In the hallway next to the bathroom I saw an unfaded rectangular shape where the picture of Jesus praying in Gethsemane had hung for at least my entire life. As a child, I probably would have ignored it altogether had it not been for the electrical cord and plug emerging from behind the frame that, when switched on, lit a shaft of moonlight, illuminating the face of Christ in agony and loneliness. I remember reading the passage in Luke and straining my eyes to see if there was blood on his brow.

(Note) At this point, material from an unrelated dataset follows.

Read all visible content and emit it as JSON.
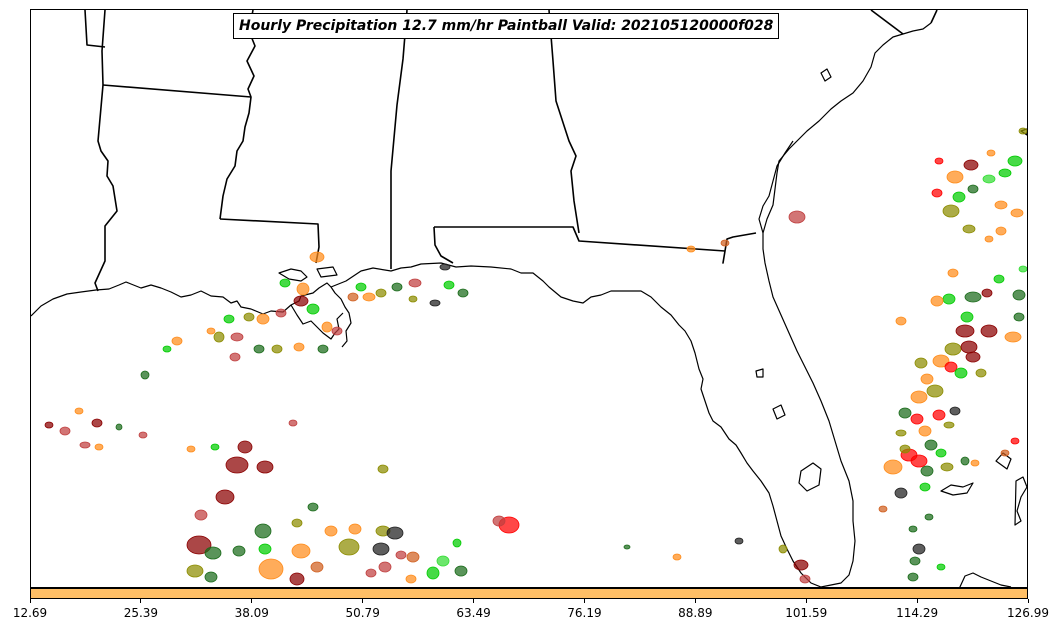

The garage was the last place I looked. It smelled the same as it always had—like wood. I expected a mess of spider webs and heaps of old junk, but instead I found Geppetto’s quiet and still shop—dusty, but not entirely neglected. Opening the back door to the path that led to the garage broke the silence of the hot July afternoon. A bird house hung from the back porch overhang, alive with buzzing—the comings and goings of an air force of wasps.

“I have no tolerance for wasps. Bees, on the other hand, get my approval,” I said aloud. Only now, as I write this, do I think it strange to have said something like that with no one else around.
I carried three things with me out of the dim mouth of my grandparents’ garage. One of them was an aerosol can of wasp killer. Along the side of the garage was a bed with half a dozen hydrangea plants suffering under the summer heat. They looked hurt, with their leaves recoiled and turned in so that I could see their boney stalks. I put the can of wasp killer down and found the spigot and hose on the side of the house. I stood with the sun on my shoulders and not a hint of a breeze on the air in mid-July and watered my grandmother’s hydrangeas.

The gravel crackled and crunched as I backed down the driveway and I knew I would never be back there. I had spent several hours digging through the garage and come out with a pair of binoculars around my neck and a miniature vase that I thought my wife might like. As I pulled into the street I looked back and saw the aerosol can, the wasp killer, lying on its side in the driveway where it had been knocked over through my efforts with the hose. I never used it. The wasps could have their birdhouse.